How an Office Remodel Has Made a Big Difference
When the Center for Oral Surgery and Dental Implants set about renovating its business office a few years ago, it had a piece of good luck. It was able to retain an interior designer who knew just how its oral surgeons worked because she—Julie B. Billups, DDS—was one of them. She was retiring from the practice and returning to art and interior design, in which she was originally trained. Fulfilling her design scheme, the practice had architectural drawings and construction estimates for work that was scheduled for February and March 2020.
When the pandemic hit that March, it not only halted construction plans, but also raised questions about how future office design might need to be different to accommodate new public-health needs. But by late 2022, the planned remodel was back on track. “We had our estimates from 2019,” says Emily Van Heukelom, DDS, “and we had a good idea of how commodity prices had changed in the interim.”
Work finally went forward last October, and it had to tackle several problems. In the office’s open-air layout, managers weren’t sitting near people they supervised. Three or four employees sat in the main desk area: one checking patients in, another checking them out, and one or two handling scheduling and insurance. But they overheard each other too easily, there were too many interruptions and distractions, and the employee break room wasn’t in a handy location.
Before the renovation, the practice spent a year studying kaizen, the Japanese principle that says making tiny improvements in repetitive processes can add up to a significant change. COSDI’s leaders also realized there were things office employees knew better than they did. “I didn’t know, for example, the specifics of the repetitive motions you make when you assemble charts for the week,” says Dr. Van Heukelom. “So we started, four or five years ago, asking our employees about their workflow.”
Thanks to sound planning, there were few missteps. “The only hiccups,” says Dr. Van Heukelom, “were a couple of times they had to turn off either power or water to the whole building, which is shared with other medical practices. We tried to plan those ahead, but a construction schedule is never exactly what you map out at the beginning.”
Today the checkout person has better access to patients checking out. Three-quarter-height, sound-absorbing partitions that interrupt lines of sight have helped to reduce distractions. Because different people use desks at different times of day and even the same people need to change position, special ergonomic “stand-sit” desks have replaced the previous desks.
Thanks to the recent remodeling, practice employees now
- are more efficient.
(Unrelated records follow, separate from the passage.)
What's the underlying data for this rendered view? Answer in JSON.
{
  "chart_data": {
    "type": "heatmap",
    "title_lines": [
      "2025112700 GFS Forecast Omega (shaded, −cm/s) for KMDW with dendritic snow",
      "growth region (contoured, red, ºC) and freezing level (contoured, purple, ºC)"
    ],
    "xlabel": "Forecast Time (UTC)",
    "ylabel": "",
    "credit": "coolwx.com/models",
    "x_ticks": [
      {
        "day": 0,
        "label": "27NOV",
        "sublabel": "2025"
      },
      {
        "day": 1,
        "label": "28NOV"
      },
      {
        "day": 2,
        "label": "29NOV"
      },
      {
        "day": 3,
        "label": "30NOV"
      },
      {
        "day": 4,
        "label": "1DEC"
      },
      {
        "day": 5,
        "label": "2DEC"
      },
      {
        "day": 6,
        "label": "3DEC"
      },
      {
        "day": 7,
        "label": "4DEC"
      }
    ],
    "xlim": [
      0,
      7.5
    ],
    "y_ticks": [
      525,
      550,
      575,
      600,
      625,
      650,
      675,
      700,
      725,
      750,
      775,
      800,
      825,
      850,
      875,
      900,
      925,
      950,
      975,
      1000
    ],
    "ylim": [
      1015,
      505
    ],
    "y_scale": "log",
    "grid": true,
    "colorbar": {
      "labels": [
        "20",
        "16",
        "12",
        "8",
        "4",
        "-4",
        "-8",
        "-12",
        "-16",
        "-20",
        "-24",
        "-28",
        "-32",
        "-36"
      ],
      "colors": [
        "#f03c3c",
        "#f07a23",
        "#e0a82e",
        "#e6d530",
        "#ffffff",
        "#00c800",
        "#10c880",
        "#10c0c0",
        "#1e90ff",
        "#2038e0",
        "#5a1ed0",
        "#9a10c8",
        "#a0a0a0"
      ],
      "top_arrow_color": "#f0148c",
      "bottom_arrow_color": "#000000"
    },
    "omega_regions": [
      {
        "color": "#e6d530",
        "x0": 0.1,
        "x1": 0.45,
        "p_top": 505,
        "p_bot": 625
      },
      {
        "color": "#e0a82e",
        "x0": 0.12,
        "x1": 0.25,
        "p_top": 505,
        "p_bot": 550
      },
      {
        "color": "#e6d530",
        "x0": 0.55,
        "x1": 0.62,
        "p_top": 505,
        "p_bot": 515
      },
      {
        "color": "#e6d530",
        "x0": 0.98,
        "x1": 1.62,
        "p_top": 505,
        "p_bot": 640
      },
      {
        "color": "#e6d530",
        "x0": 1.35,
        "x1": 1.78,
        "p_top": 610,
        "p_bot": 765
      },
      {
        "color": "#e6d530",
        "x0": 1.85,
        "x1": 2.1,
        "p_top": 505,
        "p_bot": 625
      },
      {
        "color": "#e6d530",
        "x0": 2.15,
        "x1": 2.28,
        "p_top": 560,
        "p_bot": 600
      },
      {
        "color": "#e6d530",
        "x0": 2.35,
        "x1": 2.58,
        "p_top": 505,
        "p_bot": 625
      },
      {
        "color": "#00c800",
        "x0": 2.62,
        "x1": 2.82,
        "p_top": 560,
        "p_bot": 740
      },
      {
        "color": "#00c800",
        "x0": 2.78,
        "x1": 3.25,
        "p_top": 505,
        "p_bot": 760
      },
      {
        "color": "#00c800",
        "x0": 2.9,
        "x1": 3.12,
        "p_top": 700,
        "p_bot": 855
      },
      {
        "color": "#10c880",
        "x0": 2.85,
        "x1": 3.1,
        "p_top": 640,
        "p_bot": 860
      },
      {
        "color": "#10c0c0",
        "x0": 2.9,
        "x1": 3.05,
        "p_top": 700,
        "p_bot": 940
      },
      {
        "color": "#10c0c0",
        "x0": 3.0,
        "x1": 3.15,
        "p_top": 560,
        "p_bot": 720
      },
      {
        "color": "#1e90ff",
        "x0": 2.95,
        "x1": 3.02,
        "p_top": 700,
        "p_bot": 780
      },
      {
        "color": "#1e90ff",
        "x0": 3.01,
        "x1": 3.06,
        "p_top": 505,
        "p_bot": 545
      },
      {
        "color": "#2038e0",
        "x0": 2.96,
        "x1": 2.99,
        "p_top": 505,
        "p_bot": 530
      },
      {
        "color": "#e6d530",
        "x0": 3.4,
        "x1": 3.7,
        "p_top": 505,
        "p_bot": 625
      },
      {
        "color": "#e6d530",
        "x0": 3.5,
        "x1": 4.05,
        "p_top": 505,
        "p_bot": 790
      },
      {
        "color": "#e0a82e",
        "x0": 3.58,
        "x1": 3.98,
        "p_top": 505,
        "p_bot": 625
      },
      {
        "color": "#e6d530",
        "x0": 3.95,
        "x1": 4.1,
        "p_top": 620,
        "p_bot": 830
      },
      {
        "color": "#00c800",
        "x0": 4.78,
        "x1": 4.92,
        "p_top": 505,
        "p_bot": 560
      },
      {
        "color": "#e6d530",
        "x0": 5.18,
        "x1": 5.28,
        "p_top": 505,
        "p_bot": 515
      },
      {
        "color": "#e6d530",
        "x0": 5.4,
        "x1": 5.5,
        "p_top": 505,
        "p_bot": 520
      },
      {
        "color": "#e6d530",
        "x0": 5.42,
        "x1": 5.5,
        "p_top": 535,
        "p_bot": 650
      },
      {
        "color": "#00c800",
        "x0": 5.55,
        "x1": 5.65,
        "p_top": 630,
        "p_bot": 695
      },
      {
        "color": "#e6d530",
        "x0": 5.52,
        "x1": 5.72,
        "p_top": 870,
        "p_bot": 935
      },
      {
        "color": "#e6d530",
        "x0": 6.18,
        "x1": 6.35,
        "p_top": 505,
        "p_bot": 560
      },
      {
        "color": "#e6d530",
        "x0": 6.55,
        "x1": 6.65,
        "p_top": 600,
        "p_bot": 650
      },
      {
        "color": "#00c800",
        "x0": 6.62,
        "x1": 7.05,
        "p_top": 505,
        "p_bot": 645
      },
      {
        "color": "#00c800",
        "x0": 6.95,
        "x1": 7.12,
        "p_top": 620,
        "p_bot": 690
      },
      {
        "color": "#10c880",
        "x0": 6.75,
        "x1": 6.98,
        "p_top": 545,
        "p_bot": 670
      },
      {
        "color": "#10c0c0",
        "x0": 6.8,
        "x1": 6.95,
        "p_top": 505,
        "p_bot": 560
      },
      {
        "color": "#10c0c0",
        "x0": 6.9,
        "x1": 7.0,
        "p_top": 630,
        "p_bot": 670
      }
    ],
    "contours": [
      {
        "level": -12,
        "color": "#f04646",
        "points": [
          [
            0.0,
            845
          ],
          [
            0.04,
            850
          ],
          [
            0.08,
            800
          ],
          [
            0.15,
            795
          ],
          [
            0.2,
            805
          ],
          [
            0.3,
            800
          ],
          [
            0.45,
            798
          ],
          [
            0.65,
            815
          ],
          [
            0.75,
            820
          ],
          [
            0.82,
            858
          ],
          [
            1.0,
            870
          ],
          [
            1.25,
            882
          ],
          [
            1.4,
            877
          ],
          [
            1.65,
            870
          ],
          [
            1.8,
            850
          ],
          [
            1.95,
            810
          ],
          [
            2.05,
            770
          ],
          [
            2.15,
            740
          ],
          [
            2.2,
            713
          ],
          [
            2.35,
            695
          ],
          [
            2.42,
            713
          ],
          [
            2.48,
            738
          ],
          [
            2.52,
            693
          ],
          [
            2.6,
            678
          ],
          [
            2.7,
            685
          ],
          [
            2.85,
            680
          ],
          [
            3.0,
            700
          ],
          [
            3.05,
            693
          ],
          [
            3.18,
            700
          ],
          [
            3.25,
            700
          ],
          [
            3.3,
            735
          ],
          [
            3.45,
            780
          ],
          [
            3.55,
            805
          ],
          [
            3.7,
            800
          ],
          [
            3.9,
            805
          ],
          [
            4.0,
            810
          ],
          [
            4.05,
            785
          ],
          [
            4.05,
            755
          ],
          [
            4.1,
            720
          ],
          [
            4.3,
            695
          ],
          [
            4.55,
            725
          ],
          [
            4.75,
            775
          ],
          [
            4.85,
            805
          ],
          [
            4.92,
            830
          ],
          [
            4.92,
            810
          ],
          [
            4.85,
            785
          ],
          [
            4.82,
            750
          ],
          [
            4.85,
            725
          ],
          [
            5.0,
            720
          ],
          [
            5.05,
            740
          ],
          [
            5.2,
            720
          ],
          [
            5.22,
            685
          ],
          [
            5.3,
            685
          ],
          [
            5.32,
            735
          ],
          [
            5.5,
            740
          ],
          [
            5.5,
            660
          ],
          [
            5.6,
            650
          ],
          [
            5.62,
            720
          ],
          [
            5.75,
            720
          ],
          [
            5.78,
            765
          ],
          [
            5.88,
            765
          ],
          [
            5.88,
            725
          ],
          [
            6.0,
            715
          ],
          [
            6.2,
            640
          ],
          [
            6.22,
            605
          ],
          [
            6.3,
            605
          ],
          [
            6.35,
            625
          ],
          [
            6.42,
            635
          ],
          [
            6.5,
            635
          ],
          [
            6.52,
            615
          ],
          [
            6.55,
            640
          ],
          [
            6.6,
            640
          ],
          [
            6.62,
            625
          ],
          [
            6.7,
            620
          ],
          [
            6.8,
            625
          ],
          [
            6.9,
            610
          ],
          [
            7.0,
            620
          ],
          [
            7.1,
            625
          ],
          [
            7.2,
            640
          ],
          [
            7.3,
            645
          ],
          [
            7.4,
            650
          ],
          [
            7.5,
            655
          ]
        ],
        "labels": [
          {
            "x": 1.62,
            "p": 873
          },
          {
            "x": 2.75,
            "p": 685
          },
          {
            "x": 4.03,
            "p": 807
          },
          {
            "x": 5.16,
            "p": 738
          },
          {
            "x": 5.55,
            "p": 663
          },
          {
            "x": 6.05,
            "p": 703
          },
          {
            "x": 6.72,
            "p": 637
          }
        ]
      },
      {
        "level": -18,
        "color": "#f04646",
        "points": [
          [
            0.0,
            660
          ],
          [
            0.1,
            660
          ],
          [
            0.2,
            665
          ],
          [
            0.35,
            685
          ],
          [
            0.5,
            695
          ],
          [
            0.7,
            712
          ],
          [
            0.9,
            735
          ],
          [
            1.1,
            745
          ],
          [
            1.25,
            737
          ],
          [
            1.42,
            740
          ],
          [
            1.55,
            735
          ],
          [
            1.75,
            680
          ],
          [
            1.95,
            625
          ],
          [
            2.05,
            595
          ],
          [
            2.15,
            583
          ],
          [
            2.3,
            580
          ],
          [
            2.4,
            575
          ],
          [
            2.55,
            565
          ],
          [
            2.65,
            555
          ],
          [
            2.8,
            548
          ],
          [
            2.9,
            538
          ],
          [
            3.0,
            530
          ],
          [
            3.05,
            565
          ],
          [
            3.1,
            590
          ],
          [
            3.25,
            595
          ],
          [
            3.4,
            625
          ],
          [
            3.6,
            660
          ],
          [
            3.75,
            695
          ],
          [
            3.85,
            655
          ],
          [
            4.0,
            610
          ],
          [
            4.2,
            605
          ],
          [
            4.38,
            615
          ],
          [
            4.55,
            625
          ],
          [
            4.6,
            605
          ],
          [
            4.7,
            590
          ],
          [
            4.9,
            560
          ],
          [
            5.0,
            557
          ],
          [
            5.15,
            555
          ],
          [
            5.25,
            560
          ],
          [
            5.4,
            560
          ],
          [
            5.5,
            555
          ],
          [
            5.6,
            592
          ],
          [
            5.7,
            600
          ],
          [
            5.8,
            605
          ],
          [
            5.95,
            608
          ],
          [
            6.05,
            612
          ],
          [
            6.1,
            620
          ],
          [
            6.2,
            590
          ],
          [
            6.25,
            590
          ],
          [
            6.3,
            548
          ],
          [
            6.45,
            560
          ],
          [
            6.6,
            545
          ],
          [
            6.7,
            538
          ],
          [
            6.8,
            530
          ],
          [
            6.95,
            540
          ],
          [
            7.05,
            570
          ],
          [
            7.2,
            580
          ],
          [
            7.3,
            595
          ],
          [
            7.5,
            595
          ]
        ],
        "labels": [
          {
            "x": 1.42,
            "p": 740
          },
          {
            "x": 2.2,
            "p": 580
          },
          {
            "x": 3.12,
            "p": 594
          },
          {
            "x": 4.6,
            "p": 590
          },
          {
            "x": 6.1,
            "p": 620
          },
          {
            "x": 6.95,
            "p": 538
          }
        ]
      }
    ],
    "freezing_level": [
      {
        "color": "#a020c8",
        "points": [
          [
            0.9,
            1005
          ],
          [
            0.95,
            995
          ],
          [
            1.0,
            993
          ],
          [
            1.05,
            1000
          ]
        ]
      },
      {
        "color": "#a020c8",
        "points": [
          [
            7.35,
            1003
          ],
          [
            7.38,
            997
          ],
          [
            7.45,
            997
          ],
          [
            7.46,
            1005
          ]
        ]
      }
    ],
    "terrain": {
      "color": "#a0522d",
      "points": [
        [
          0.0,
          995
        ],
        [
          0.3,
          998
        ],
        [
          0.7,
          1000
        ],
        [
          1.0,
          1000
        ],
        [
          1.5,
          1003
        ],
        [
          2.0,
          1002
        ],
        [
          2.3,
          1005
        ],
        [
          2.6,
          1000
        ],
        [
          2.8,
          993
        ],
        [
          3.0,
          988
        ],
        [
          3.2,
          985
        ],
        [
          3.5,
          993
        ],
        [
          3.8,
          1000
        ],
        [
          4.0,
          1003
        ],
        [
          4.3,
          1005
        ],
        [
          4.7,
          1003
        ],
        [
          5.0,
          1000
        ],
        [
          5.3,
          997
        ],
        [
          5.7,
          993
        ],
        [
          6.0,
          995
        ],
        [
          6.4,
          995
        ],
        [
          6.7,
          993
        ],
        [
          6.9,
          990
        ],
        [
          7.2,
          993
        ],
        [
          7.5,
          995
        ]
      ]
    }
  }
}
The new desks, for example, make it much easier to work from two computer screens at once. That has reduced the time it takes to process insurance claims. While on hold with one insurer, an employee can work on another claim on the second screen.
- find it easier to be HIPAA-compliant. Staffers were conscientious about HIPPAA rules before the remodeling, but sometimes an employee would need to call a patient back later rather than take a call right away, for example, in order to avoid discussing private information out loud within earshot of other patients. Today the sound-absorbing barriers and better organization of space make it easier to guard patient privacy—saving time. “If a practice is considering any type of renovation, it should keep HIPAA in mind,” Dr. Van Heukelom advises.
- are more comfortable. The new ergonomic, height-adjustable computer monitors and the more rational deployment of office space have won rave reviews from employees, creating better morale and the prospect of reduced turnover. That’s good for the practice, and it’s good for patients too. “Overall,” says Dr. Van Heukelom, “people are happier and have a more pleasant voice and demeanor when they interact with co-workers or patients.”